高度なスキルを持った人が必要なときもある。
そういう、自分以外に誰もやる人がいないような仕事を暇つぶしにやるのは自由だ。
しかし、その仕事を自分がやらなければ、結局はその会社の社員などで何とか回るのだろうし、回らなかったとしたら何らかのシステムなどを導入したりアウトソーシングをしたりするきっかけになるだろう。
暇つぶしに労働をするのは自由だが、無駄に労働をすることで、システムの導入や発展が遅れる可能性もある。
誰の役に立ちたいか
仕事をして、誰かの、あるいは社会の役に立つことはもちろん素晴らしいことである。
だが、冷静に考えてみれば、大抵の人がやっている仕事の、その役に立つ量というのは社会の中のほんのわずかな程度のものである。
誰か一人が、無収入だろうが年収100万円だろうが年収300万円だろうが年収500万円だろうが、世界はほとんど変わらない。
自分がほとんど知らない他人の役に立つか、それとも身近にいる家族や恋人や友人の役に立ちたいか、自分と似たような価値観の人たちの役に立ちたいか。
自分のスキルや知識を使って他人の役に立つのも有りだし、時間や多少の労力を使って身近な人たちの役に立つのもありだし、自分の頭を使って自分と似たような考え方をする人たちの役に立つのもありだ。
そもそも、「働く」という言葉には、「動く。身体を動かす。」という意味もある。
家族のために家事や育児をすることも、広い意味で考えれば働くことだろう。
最大化を目指さない
各個人が自分の得意分野でたくさん稼いで、家事は家事代行に頼んだほうが効率が良いという考え方もある。
けれども、他人に家に入られるのをあまり好まない人もいるし、自分のことは自分でやりたい人もいる。
家事代行を頼まなければ生活が回らないくらい忙しく働いてたくさん稼がなくても、適度に稼いで家事も自分でするというのも有りだろう。
個人のオリジナルの価値を
私は、得意分野で稼ごうと思えばもっと稼ぐことはできると思う。
労働者に戻ればもっと稼ぐことはできる。けれどもやらない。
なぜならそれは、私は他から与えられる仕事をもうやりたくないし、きっと他の誰かができる仕事であるからだ。

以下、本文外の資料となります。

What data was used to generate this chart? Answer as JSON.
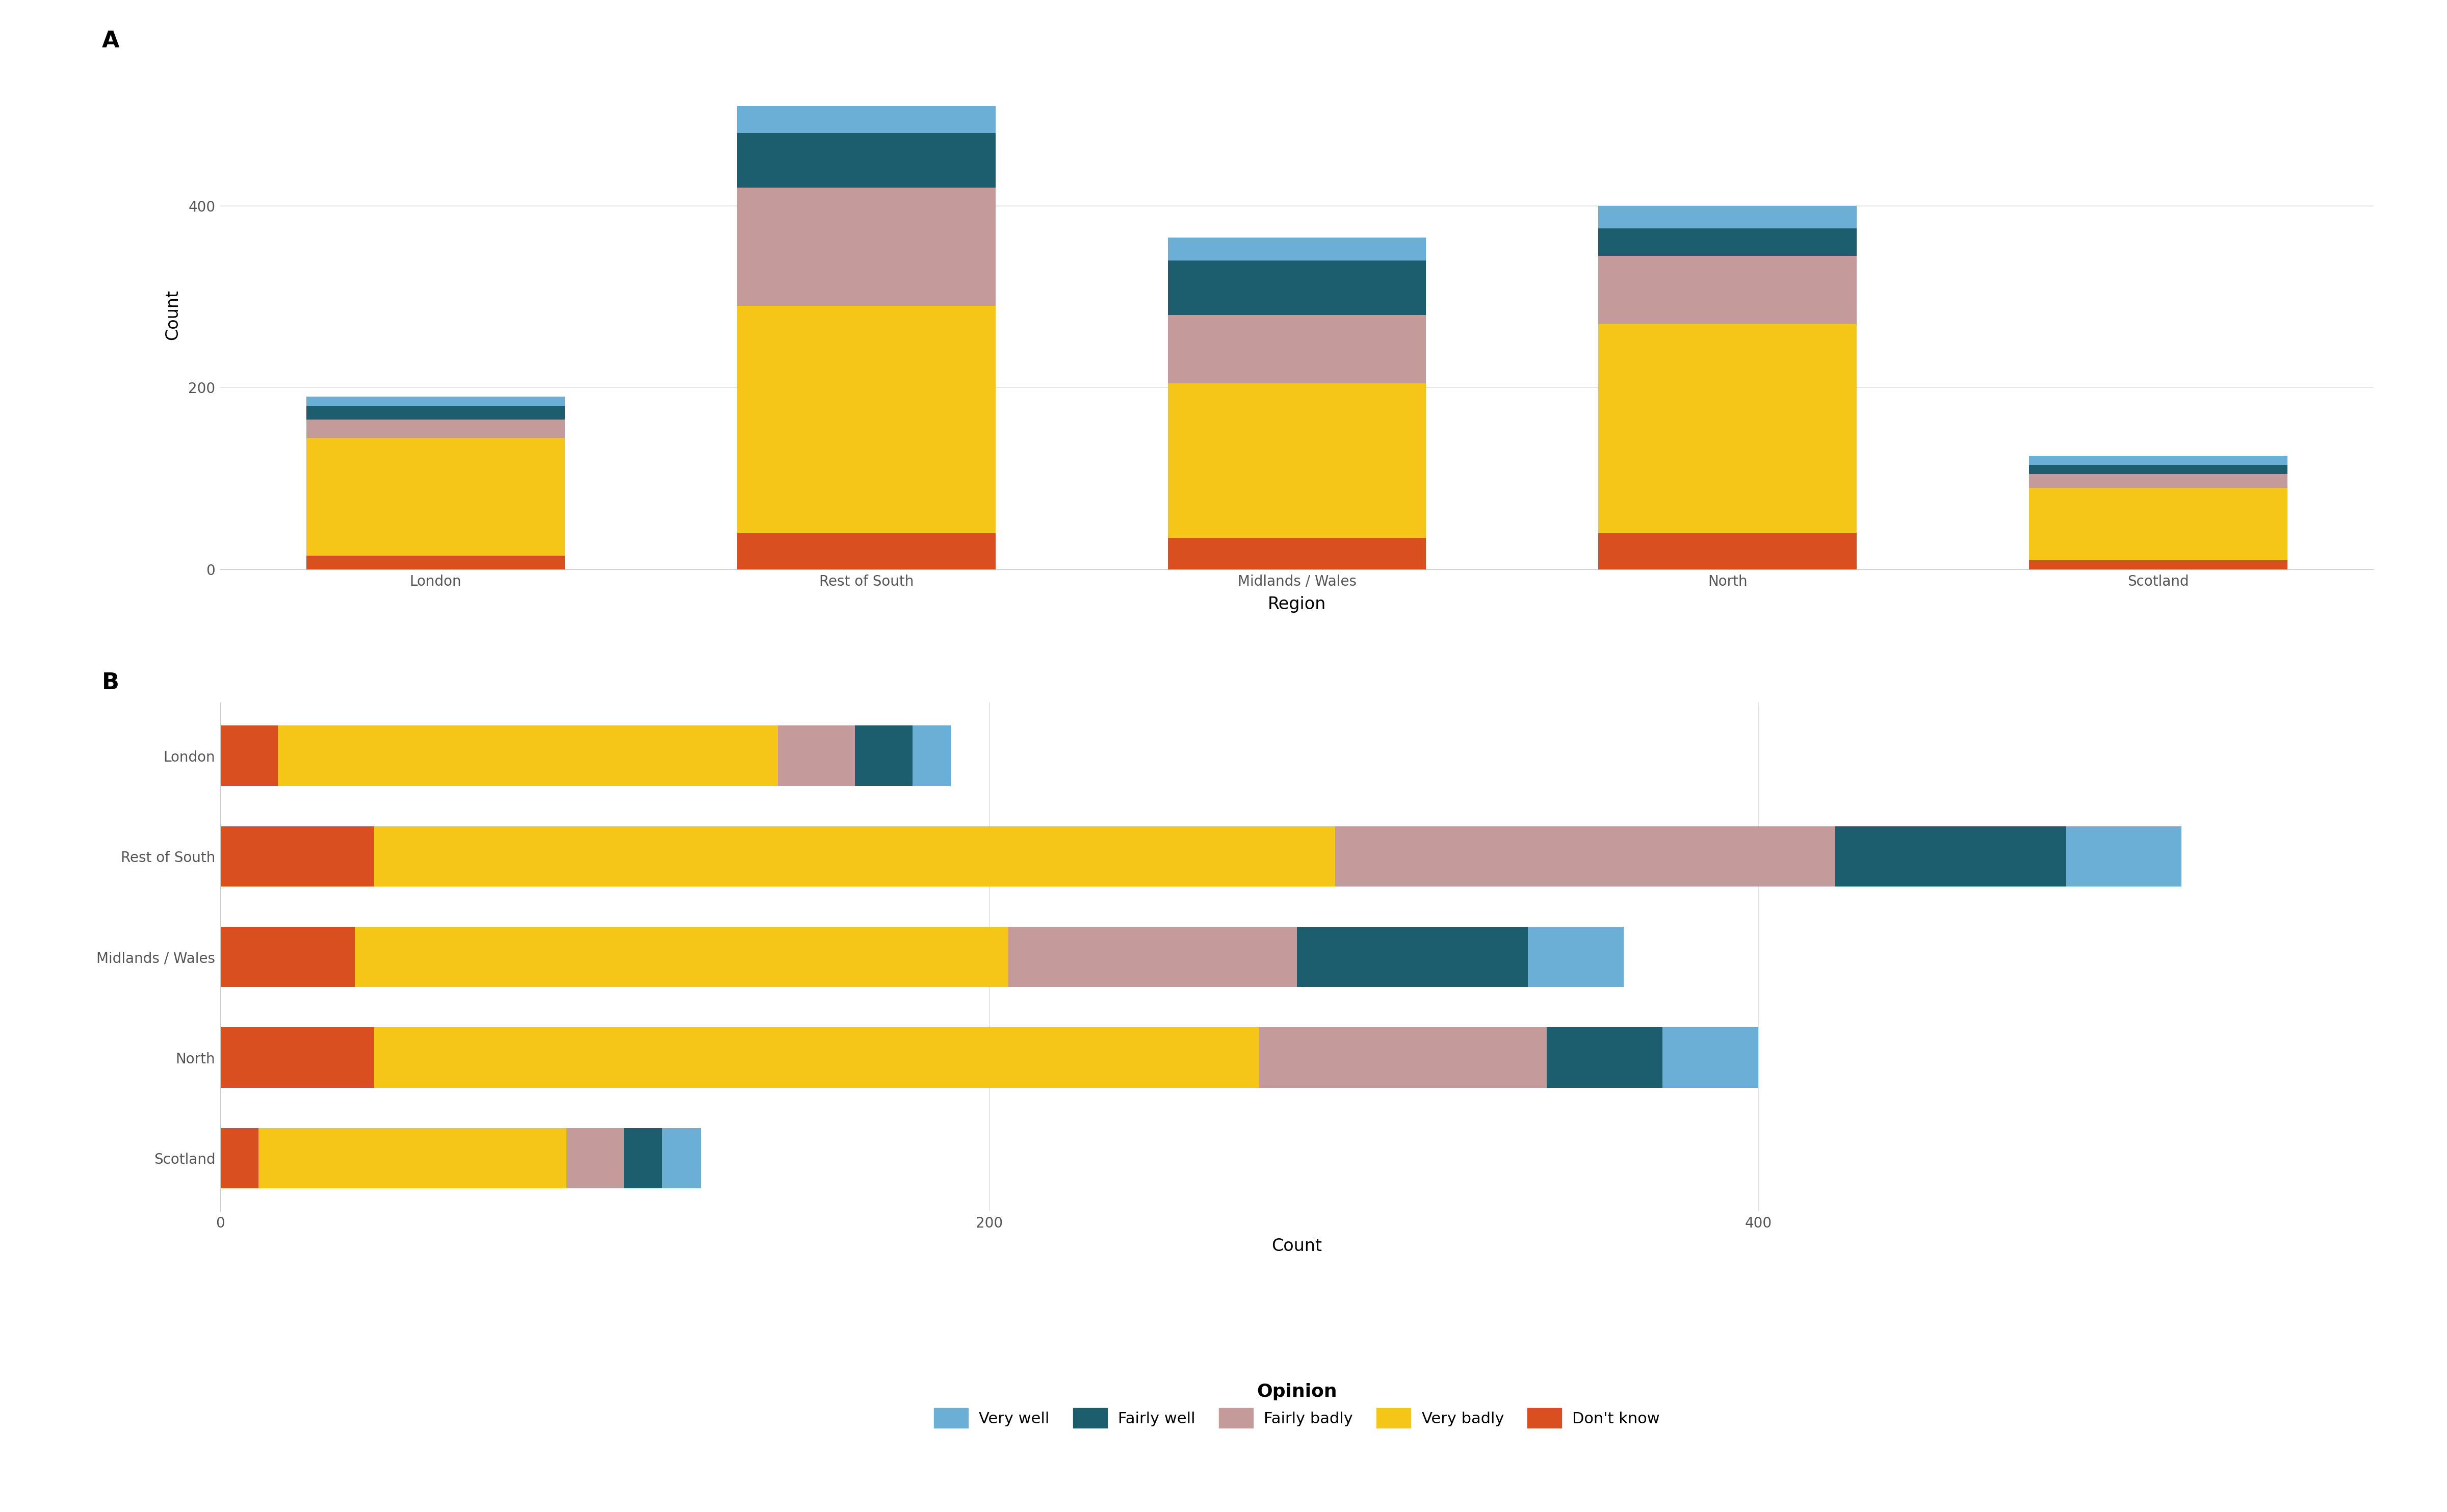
{
  "regions": [
    "London",
    "Rest of South",
    "Midlands / Wales",
    "North",
    "Scotland"
  ],
  "opinions_stack_order": [
    "Don't know",
    "Very badly",
    "Fairly badly",
    "Fairly well",
    "Very well"
  ],
  "opinions_legend_order": [
    "Very well",
    "Fairly well",
    "Fairly badly",
    "Very badly",
    "Don't know"
  ],
  "colors": {
    "Very well": "#6BAED6",
    "Fairly well": "#1C5E6E",
    "Fairly badly": "#C49A9A",
    "Very badly": "#F5C518",
    "Don't know": "#D94F20"
  },
  "data": {
    "London": {
      "Very well": 10,
      "Fairly well": 15,
      "Fairly badly": 20,
      "Very badly": 130,
      "Don't know": 15
    },
    "Rest of South": {
      "Very well": 30,
      "Fairly well": 60,
      "Fairly badly": 130,
      "Very badly": 250,
      "Don't know": 40
    },
    "Midlands / Wales": {
      "Very well": 25,
      "Fairly well": 60,
      "Fairly badly": 75,
      "Very badly": 170,
      "Don't know": 35
    },
    "North": {
      "Very well": 25,
      "Fairly well": 30,
      "Fairly badly": 75,
      "Very badly": 230,
      "Don't know": 40
    },
    "Scotland": {
      "Very well": 10,
      "Fairly well": 10,
      "Fairly badly": 15,
      "Very badly": 80,
      "Don't know": 10
    }
  },
  "background_color": "#FFFFFF",
  "panel_bg": "#FFFFFF",
  "grid_color": "#E0E0E0",
  "label_color": "#555555",
  "panel_label_fontsize": 32,
  "axis_label_fontsize": 24,
  "tick_label_fontsize": 20,
  "legend_fontsize": 22,
  "legend_title_fontsize": 26
}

私自身が現在、生活に困ってないのに誰かの仕事を奪うことで、誰かが不幸になることを想像するからだ。
それに、人生の有限の時間を使うなら、自分にしかできないと思われる「仕事」、あるいは「事」をしたい。
労働者としてお金を稼いで、あるいは個人事業でもっと稼げるところに手をつけて稼いで、そのお金を欲しいものを買うのに使うのも悪くはない。
けれどもそんなに贅沢しなくてもそこそこ幸せだし、お金で買える幸せよりも、私の書く文章に共感したとか、元気が出たとか、勇気をもらえたとか、そういうメッセージをもらえるときの嬉しさには敵わないのだ。

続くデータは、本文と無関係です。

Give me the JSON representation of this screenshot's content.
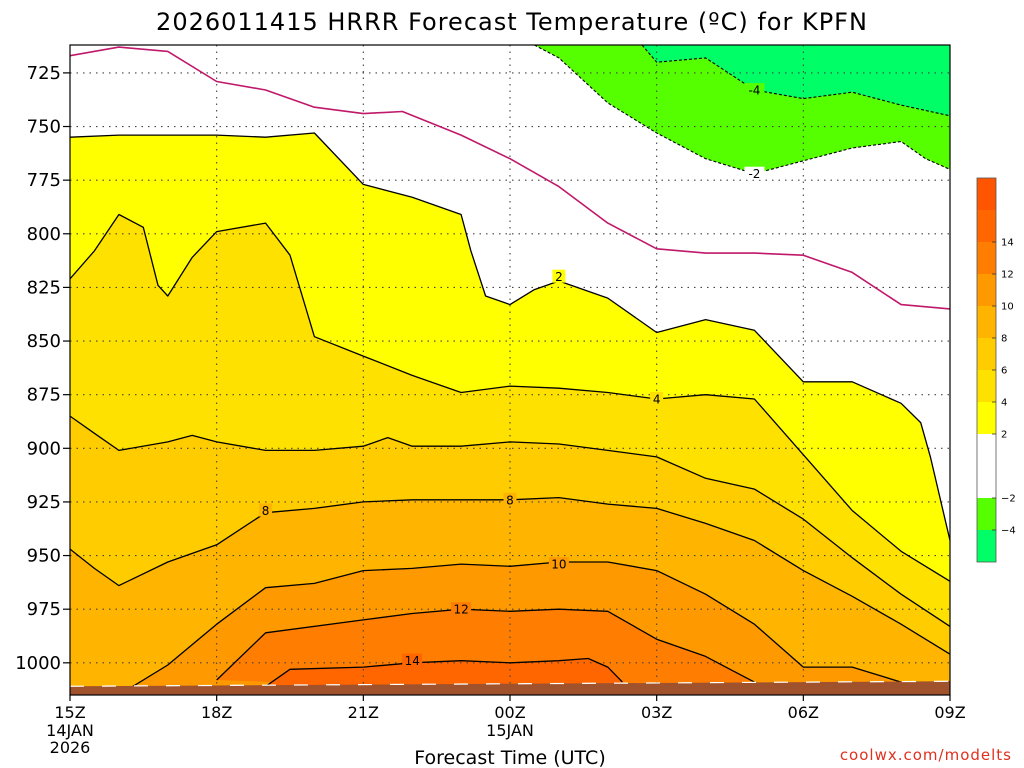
{
  "page": {
    "title": "2026011415 HRRR Forecast Temperature (ºC) for KPFN",
    "credit": "coolwx.com/modelts"
  },
  "chart_data": {
    "type": "contour",
    "title": "2026011415 HRRR Forecast Temperature (ºC) for KPFN",
    "xlabel": "Forecast Time (UTC)",
    "ylabel": "",
    "x_unit": "hours after 15Z 14JAN 2026",
    "xlim": [
      0,
      18
    ],
    "ylim": [
      1015,
      712
    ],
    "y_ticks": [
      725,
      750,
      775,
      800,
      825,
      850,
      875,
      900,
      925,
      950,
      975,
      1000
    ],
    "x_ticks": [
      {
        "hour": 0,
        "label": "15Z",
        "sub": [
          "14JAN",
          "2026"
        ]
      },
      {
        "hour": 3,
        "label": "18Z",
        "sub": []
      },
      {
        "hour": 6,
        "label": "21Z",
        "sub": []
      },
      {
        "hour": 9,
        "label": "00Z",
        "sub": [
          "15JAN"
        ]
      },
      {
        "hour": 12,
        "label": "03Z",
        "sub": []
      },
      {
        "hour": 15,
        "label": "06Z",
        "sub": []
      },
      {
        "hour": 18,
        "label": "09Z",
        "sub": []
      }
    ],
    "grid": true,
    "colorbar": {
      "placement": "right",
      "bands": [
        {
          "from": -6,
          "to": -4,
          "color": "#00ff66"
        },
        {
          "from": -4,
          "to": -2,
          "color": "#55ff00"
        },
        {
          "from": -2,
          "to": 2,
          "color": "#ffffff"
        },
        {
          "from": 2,
          "to": 4,
          "color": "#ffff00"
        },
        {
          "from": 4,
          "to": 6,
          "color": "#ffe100"
        },
        {
          "from": 6,
          "to": 8,
          "color": "#ffcc00"
        },
        {
          "from": 8,
          "to": 10,
          "color": "#ffb400"
        },
        {
          "from": 10,
          "to": 12,
          "color": "#ff9900"
        },
        {
          "from": 12,
          "to": 14,
          "color": "#ff7d00"
        },
        {
          "from": 14,
          "to": 16,
          "color": "#ff6600"
        },
        {
          "from": 16,
          "to": 18,
          "color": "#ff5500"
        }
      ],
      "labels": [
        -4,
        -2,
        2,
        4,
        6,
        8,
        10,
        12,
        14
      ]
    },
    "ground_color": "#a0522d",
    "zero_line_color": "#c0186a",
    "contours": [
      {
        "level": 0,
        "style": "zero",
        "points": [
          [
            0,
            717
          ],
          [
            1,
            713
          ],
          [
            2,
            715
          ],
          [
            3,
            729
          ],
          [
            4,
            733
          ],
          [
            5,
            741
          ],
          [
            6,
            744
          ],
          [
            6.8,
            743
          ],
          [
            8,
            754
          ],
          [
            9,
            765
          ],
          [
            10,
            778
          ],
          [
            11,
            795
          ],
          [
            12,
            807
          ],
          [
            13,
            809
          ],
          [
            14,
            809
          ],
          [
            15,
            810
          ],
          [
            16,
            818
          ],
          [
            17,
            833
          ],
          [
            18,
            835
          ]
        ]
      },
      {
        "level": 2,
        "style": "solid",
        "points": [
          [
            0,
            755
          ],
          [
            1,
            754
          ],
          [
            2,
            754
          ],
          [
            3,
            754
          ],
          [
            4,
            755
          ],
          [
            5,
            753
          ],
          [
            6,
            777
          ],
          [
            7,
            783
          ],
          [
            8,
            791
          ],
          [
            8.2,
            808
          ],
          [
            8.5,
            829
          ],
          [
            9,
            833
          ],
          [
            9.5,
            826
          ],
          [
            10,
            822
          ],
          [
            11,
            830
          ],
          [
            12,
            846
          ],
          [
            13,
            840
          ],
          [
            14,
            845
          ],
          [
            15,
            869
          ],
          [
            16,
            869
          ],
          [
            17,
            879
          ],
          [
            17.4,
            888
          ],
          [
            17.6,
            904
          ],
          [
            18,
            943
          ]
        ]
      },
      {
        "level": 4,
        "style": "solid",
        "points": [
          [
            0,
            821
          ],
          [
            0.5,
            808
          ],
          [
            1,
            791
          ],
          [
            1.5,
            797
          ],
          [
            1.8,
            824
          ],
          [
            2,
            829
          ],
          [
            2.5,
            811
          ],
          [
            3,
            799
          ],
          [
            4,
            795
          ],
          [
            4.5,
            810
          ],
          [
            5,
            848
          ],
          [
            6,
            857
          ],
          [
            7,
            866
          ],
          [
            8,
            874
          ],
          [
            9,
            871
          ],
          [
            10,
            872
          ],
          [
            11,
            874
          ],
          [
            12,
            877
          ],
          [
            13,
            875
          ],
          [
            14,
            877
          ],
          [
            15,
            903
          ],
          [
            16,
            929
          ],
          [
            17,
            948
          ],
          [
            18,
            962
          ]
        ]
      },
      {
        "level": 6,
        "style": "solid",
        "points": [
          [
            0,
            885
          ],
          [
            0.5,
            893
          ],
          [
            1,
            901
          ],
          [
            2,
            897
          ],
          [
            2.5,
            894
          ],
          [
            3,
            897
          ],
          [
            4,
            901
          ],
          [
            5,
            901
          ],
          [
            6,
            899
          ],
          [
            6.5,
            895
          ],
          [
            7,
            899
          ],
          [
            8,
            899
          ],
          [
            9,
            897
          ],
          [
            10,
            898
          ],
          [
            11,
            901
          ],
          [
            12,
            904
          ],
          [
            13,
            914
          ],
          [
            14,
            919
          ],
          [
            15,
            933
          ],
          [
            16,
            951
          ],
          [
            17,
            968
          ],
          [
            18,
            983
          ]
        ]
      },
      {
        "level": 8,
        "style": "solid",
        "points": [
          [
            0,
            947
          ],
          [
            0.5,
            956
          ],
          [
            1,
            964
          ],
          [
            2,
            953
          ],
          [
            3,
            945
          ],
          [
            4,
            930
          ],
          [
            5,
            928
          ],
          [
            6,
            925
          ],
          [
            7,
            924
          ],
          [
            8,
            924
          ],
          [
            9,
            924
          ],
          [
            10,
            923
          ],
          [
            11,
            926
          ],
          [
            12,
            928
          ],
          [
            13,
            935
          ],
          [
            14,
            943
          ],
          [
            15,
            957
          ],
          [
            16,
            969
          ],
          [
            17,
            982
          ],
          [
            18,
            996
          ]
        ]
      },
      {
        "level": 10,
        "style": "solid",
        "points": [
          [
            1,
            1015
          ],
          [
            2,
            1001
          ],
          [
            3,
            982
          ],
          [
            4,
            965
          ],
          [
            5,
            963
          ],
          [
            6,
            957
          ],
          [
            7,
            956
          ],
          [
            8,
            954
          ],
          [
            9,
            955
          ],
          [
            10,
            953
          ],
          [
            11,
            953
          ],
          [
            12,
            957
          ],
          [
            13,
            968
          ],
          [
            14,
            982
          ],
          [
            15,
            1002
          ],
          [
            16,
            1002
          ],
          [
            17,
            1009
          ],
          [
            17.5,
            1013
          ]
        ]
      },
      {
        "level": 12,
        "style": "solid",
        "points": [
          [
            3,
            1008
          ],
          [
            4,
            986
          ],
          [
            6,
            980
          ],
          [
            7,
            977
          ],
          [
            8,
            975
          ],
          [
            9,
            976
          ],
          [
            10,
            975
          ],
          [
            11,
            976
          ],
          [
            12,
            989
          ],
          [
            13,
            997
          ],
          [
            13.5,
            1003
          ],
          [
            14,
            1009
          ]
        ]
      },
      {
        "level": 14,
        "style": "solid",
        "points": [
          [
            4,
            1011
          ],
          [
            4.5,
            1003
          ],
          [
            6,
            1002
          ],
          [
            7,
            1000
          ],
          [
            8,
            999
          ],
          [
            9,
            1000
          ],
          [
            10,
            999
          ],
          [
            10.6,
            998
          ],
          [
            11,
            1002
          ],
          [
            11.3,
            1009
          ]
        ]
      },
      {
        "level": -2,
        "style": "dashed",
        "points": [
          [
            9.5,
            712
          ],
          [
            10,
            718
          ],
          [
            11,
            739
          ],
          [
            12,
            753
          ],
          [
            13,
            765
          ],
          [
            14,
            772
          ],
          [
            15,
            766
          ],
          [
            16,
            760
          ],
          [
            17,
            757
          ],
          [
            17.5,
            765
          ],
          [
            18,
            770
          ]
        ]
      },
      {
        "level": -4,
        "style": "dashed",
        "points": [
          [
            11.7,
            712
          ],
          [
            12,
            720
          ],
          [
            13,
            718
          ],
          [
            14,
            733
          ],
          [
            15,
            737
          ],
          [
            16,
            734
          ],
          [
            17,
            740
          ],
          [
            18,
            745
          ]
        ]
      }
    ],
    "contour_labels": [
      {
        "text": "8",
        "hour": 4,
        "pres": 929
      },
      {
        "text": "8",
        "hour": 9,
        "pres": 924
      },
      {
        "text": "10",
        "hour": 10,
        "pres": 954
      },
      {
        "text": "12",
        "hour": 8,
        "pres": 975
      },
      {
        "text": "14",
        "hour": 7,
        "pres": 999
      },
      {
        "text": "4",
        "hour": 12,
        "pres": 877
      },
      {
        "text": "2",
        "hour": 10,
        "pres": 820
      },
      {
        "text": "-2",
        "hour": 14,
        "pres": 772
      },
      {
        "text": "-4",
        "hour": 14,
        "pres": 733
      }
    ]
  }
}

だから私は、そんなに稼げないと分かっている方を選ぶ。いや、もしかしたら運が良ければこちらの方が長期的に見れば稼げるかもしれない。
誰しも、生活に困っていないなら、極力自分しかつくり出せない価値や、自分オリジナルのものを生み出す試みを続けた方が良い。
なので、私は生活に困らない限り、文章を書いて発信して、私と似たような価値観や境遇の人の役に立てるようにし、多少広告収入が入るというスモールビジネスを続けよう。